C20 - L'alliance (1/4)

La lune verte abandonna la blanche dans leur lutte perpétuelle contre le jour, mais cette dernière serait bientôt vaincue par les premières lueurs orangées de l'aube sur l'horizon. Flore, debout au milieu du parc fleuri de l'université, sourit à l'apparition éphémère du soleil d'Aurora. Elle s'était changée le plus vite possible pour ne pas manquer son rendez-vous.

Quand l'astre s'estompa, elle se rendit compte de la présence de Brian. Il patientait près de la fontaine. Une douce chaleur naquit tout le long de sa peau sous son regard, elle effaça la nostalgie dans son cœur. Sans échanger un mot, elle se téléporta avec lui sur la place du palais.

Au pied d'aérocars.

Flore monta côté passager dans leur véhicule, et la porte coulissa. Pendant qu'il pianotait sur la console de bord, Brian l'informa. Le trajet durerait deux heures jusqu'à la demeure des parents de Glayon, où le jeune noble vivait. Du moins, il l'espérait. Sinon, il récupérerait l'adresse de son ami d'enfance. Il préférait ne pas appeler afin d'éviter que la communication soit interceptée. Ou d'affoler le garçon.

La famille possédait un des plus beaux haras de la planète, lui apprit Brian. Si les circonstances avaient été différentes, elle se serait réjouie de cette visite. Or, l'urgence prenait le pas sur le plaisir.

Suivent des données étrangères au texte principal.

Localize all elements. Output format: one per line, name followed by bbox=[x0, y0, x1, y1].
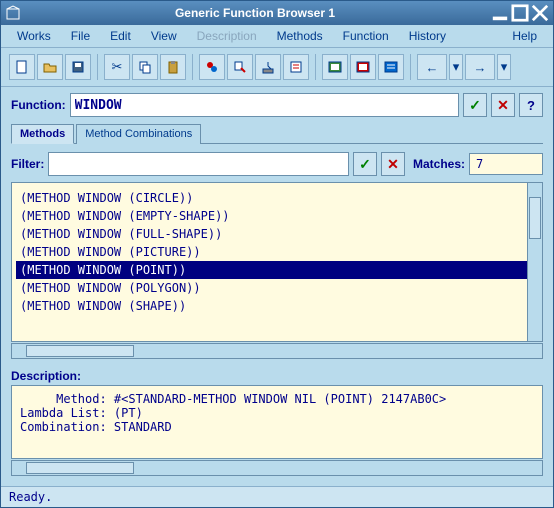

Ainsi que l'inquiétude d'échouer.

Par Kilyan, ne baisse pas les bras !

Au lieu de s'appesantir sur la mission, elle observa avec intérêt l'extérieur. Le véhicule, en conduite autonome, franchissait le portail sécurisé du domaine royal. Après quelques minutes sur une route, il s'engouffrait dans un vaste tunnel, puis se mêlait aux aérocars sur le niveau le plus haut. Des habitations se succédaient sous un ciel azur de part et d'autre.

— Comment cet appareil vole-t-il ? Je n'ai pas vu cela sur Ores ni lors de notre voyage à Edena. Et quelles sont ces maisons ?

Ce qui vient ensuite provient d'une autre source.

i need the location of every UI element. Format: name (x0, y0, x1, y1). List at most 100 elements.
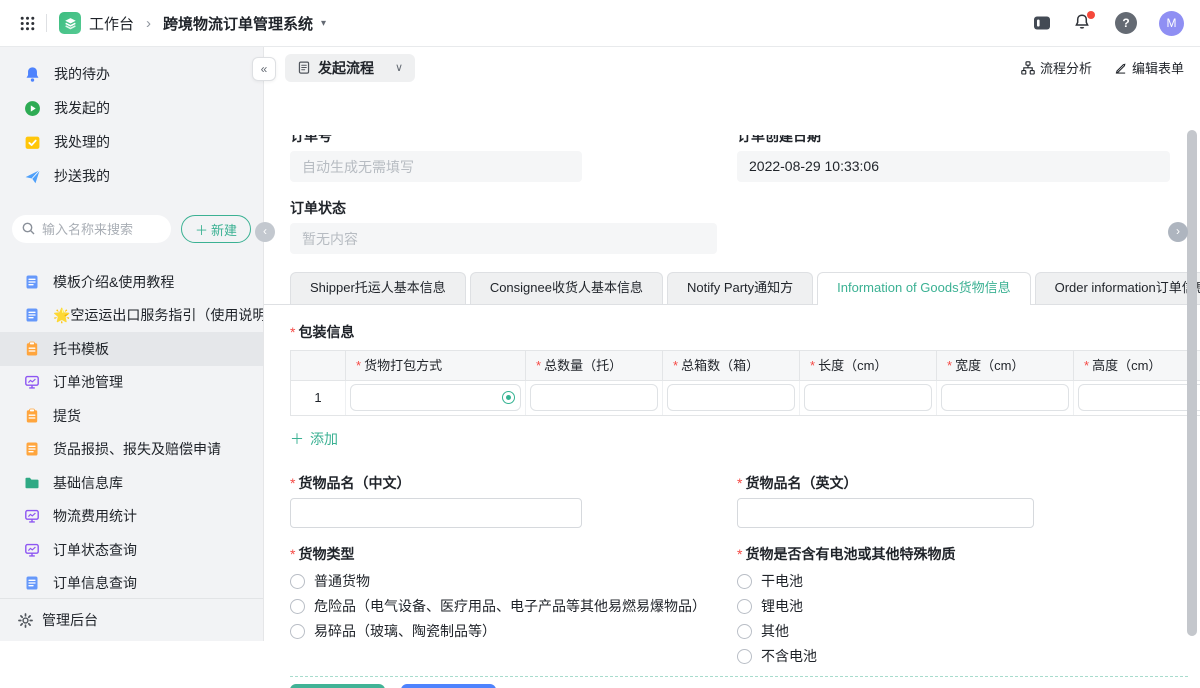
order-status-input[interactable] (290, 223, 717, 254)
menu-item-label: 🌟空运运出口服务指引（使用说明） (53, 305, 263, 325)
sidebar-item-cc-to-me[interactable]: 抄送我的 (0, 159, 263, 193)
sidebar-item-order-pool[interactable]: 订单池管理 (0, 366, 263, 400)
app-grid-icon[interactable] (16, 12, 38, 34)
sidebar-item-damage-claim[interactable]: 货品报损、报失及赔偿申请 (0, 433, 263, 467)
plus-icon: ＋ (195, 220, 208, 239)
col-width: 宽度（cm） (937, 351, 1074, 380)
top-nav: 工作台 › 跨境物流订单管理系统 ▾ ? M (0, 0, 1200, 47)
monitor-chart-icon (24, 508, 40, 524)
radio-other[interactable]: 其他 (737, 623, 1200, 639)
sidebar-item-my-todos[interactable]: 我的待办 (0, 57, 263, 91)
tab-notify-party[interactable]: Notify Party通知方 (667, 272, 813, 304)
tab-consignee-info[interactable]: Consignee收货人基本信息 (470, 272, 663, 304)
row-index: 1 (291, 381, 346, 415)
goods-name-en-input[interactable] (737, 498, 1034, 528)
tab-shipper-info[interactable]: Shipper托运人基本信息 (290, 272, 466, 304)
chevron-down-icon[interactable]: ▾ (321, 18, 326, 29)
radio-fragile-goods[interactable]: 易碎品（玻璃、陶瓷制品等） (290, 623, 737, 639)
sidebar-item-booking-template[interactable]: 托书模板 (0, 332, 263, 366)
sidebar-item-label: 抄送我的 (54, 166, 110, 186)
sidebar-item-air-export-guide[interactable]: 🌟空运运出口服务指引（使用说明） (0, 299, 263, 333)
document-icon (24, 441, 40, 457)
sidebar-collapse-button[interactable]: « (252, 57, 276, 81)
clipboard-icon (24, 408, 40, 424)
process-analysis-link[interactable]: 流程分析 (1021, 58, 1092, 77)
workspace-label[interactable]: 工作台 (89, 13, 134, 34)
play-circle-icon (24, 100, 41, 117)
sidebar-item-base-info[interactable]: 基础信息库 (0, 466, 263, 500)
radio-no-battery[interactable]: 不含电池 (737, 648, 1200, 664)
tabs-scroll-right-button[interactable]: › (1168, 222, 1188, 242)
total-boxes-input[interactable] (667, 384, 795, 411)
folder-icon (24, 475, 40, 491)
edit-form-link[interactable]: 编辑表单 (1114, 58, 1184, 77)
add-row-button[interactable]: ＋ 添加 (290, 429, 338, 449)
sidebar-item-pickup[interactable]: 提货 (0, 399, 263, 433)
clipboard-icon (24, 341, 40, 357)
menu-item-label: 订单状态查询 (53, 540, 137, 560)
notifications-bell-icon[interactable] (1073, 13, 1093, 33)
table-row: 1 (291, 381, 1200, 415)
task-box-icon (24, 134, 41, 151)
initiate-process-button[interactable]: 发起流程 ∨ (285, 54, 415, 82)
height-input[interactable] (1078, 384, 1200, 411)
radio-icon (737, 649, 752, 664)
tab-goods-info[interactable]: Information of Goods货物信息 (817, 272, 1030, 305)
vertical-scrollbar[interactable] (1187, 130, 1197, 636)
sidebar: 我的待办 我发起的 我处理的 抄送我的 (0, 47, 264, 641)
menu-item-label: 提货 (53, 406, 81, 426)
sidebar-item-label: 我发起的 (54, 98, 110, 118)
order-status-label: 订单状态 (290, 198, 1200, 218)
created-date-label: 订单创建日期 (737, 135, 1200, 146)
col-total-qty: 总数量（托） (526, 351, 663, 380)
form-tabs: Shipper托运人基本信息 Consignee收货人基本信息 Notify P… (290, 272, 1200, 305)
packing-section-label: 包装信息 (290, 322, 1200, 342)
sidebar-item-processed-by-me[interactable]: 我处理的 (0, 125, 263, 159)
new-button[interactable]: ＋ 新建 (181, 215, 251, 243)
help-icon[interactable]: ? (1115, 12, 1137, 34)
total-qty-input[interactable] (530, 384, 658, 411)
gear-icon (18, 613, 33, 628)
packing-method-select[interactable] (350, 384, 521, 411)
sidebar-item-label: 我的待办 (54, 64, 110, 84)
radio-dangerous-goods[interactable]: 危险品（电气设备、医疗用品、电子产品等其他易燃易爆物品） (290, 598, 737, 614)
packing-table-header: 货物打包方式 总数量（托） 总箱数（箱） 长度（cm） 宽度（cm） 高度（cm… (291, 351, 1200, 381)
sidebar-item-initiated-by-me[interactable]: 我发起的 (0, 91, 263, 125)
page-title[interactable]: 跨境物流订单管理系统 (163, 13, 313, 34)
save-draft-button[interactable]: 保存草稿 (401, 684, 496, 688)
flow-icon (1021, 61, 1035, 75)
panel-toggle-icon[interactable] (1033, 15, 1051, 31)
sidebar-item-cost-stats[interactable]: 物流费用统计 (0, 500, 263, 534)
radio-lithium-battery[interactable]: 锂电池 (737, 598, 1200, 614)
menu-item-label: 托书模板 (53, 339, 109, 359)
sidebar-item-order-status-query[interactable]: 订单状态查询 (0, 533, 263, 567)
bell-icon (24, 66, 41, 83)
send-icon (24, 168, 41, 185)
goods-name-cn-input[interactable] (290, 498, 582, 528)
col-index (291, 351, 346, 380)
width-input[interactable] (941, 384, 1069, 411)
tab-order-info[interactable]: Order information订单信息 (1035, 272, 1200, 304)
submit-button[interactable]: 提交 (290, 684, 385, 688)
length-input[interactable] (804, 384, 932, 411)
avatar[interactable]: M (1159, 11, 1184, 36)
goods-name-en-label: 货物品名（英文） (737, 473, 1200, 493)
tabs-scroll-left-button[interactable]: ‹ (255, 222, 275, 242)
radio-general-cargo[interactable]: 普通货物 (290, 573, 737, 589)
workspace-app-icon (59, 12, 81, 34)
menu-item-label: 订单信息查询 (53, 573, 137, 593)
breadcrumb-separator: › (146, 15, 151, 32)
radio-icon (290, 574, 305, 589)
order-no-label: 订单号 (290, 135, 737, 146)
divider (290, 676, 1188, 677)
sidebar-item-template-intro[interactable]: 模板介绍&使用教程 (0, 265, 263, 299)
radio-icon (737, 599, 752, 614)
goods-name-cn-label: 货物品名（中文） (290, 473, 737, 493)
sidebar-item-order-info-query[interactable]: 订单信息查询 (0, 567, 263, 601)
document-icon (24, 274, 40, 290)
menu-item-label: 基础信息库 (53, 473, 123, 493)
order-no-input[interactable] (290, 151, 582, 182)
radio-dry-battery[interactable]: 干电池 (737, 573, 1200, 589)
col-length: 长度（cm） (800, 351, 937, 380)
sidebar-item-admin-console[interactable]: 管理后台 (0, 598, 263, 641)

— Une question à la fois ! Nous nous déplaçons sous terre. À Edena, j'ai joué de mon privilège pour suivre la côte, car les véhicules roulent aussi dans des tunnels. Le but est de protéger au mieux l'environnement. Un système électromagnétique, dont l'énergie renouvelable est fournie par les entrailles de la planète, permet leur « étalage » sur plusieurs niveaux. Les images affichées sur les parois représentent les paysages à l'extérieur.

— Extraordinaire, ils semblent si réels ! À Drieuss, il y avait très peu d'aérocars et les gens utilisaient des okydas, plus adéquats dans un village de montagne. Comment faites-vous dans les villes ?

— Il existe des aérobus souterrains et, à la surface, différents engins individuels sont disponibles. Sais-tu ce qu'est un vélo ?

— Amélia en possède un, mais je n'ai jamais essayé.

— Une nouvelle expérience en vue. Ce sera un plaisir de t'apprendre, et je t'éviterai de chuter.

Les yeux de Brian pétillaient de malice. Malgré elle, Flore se piqua au jeu.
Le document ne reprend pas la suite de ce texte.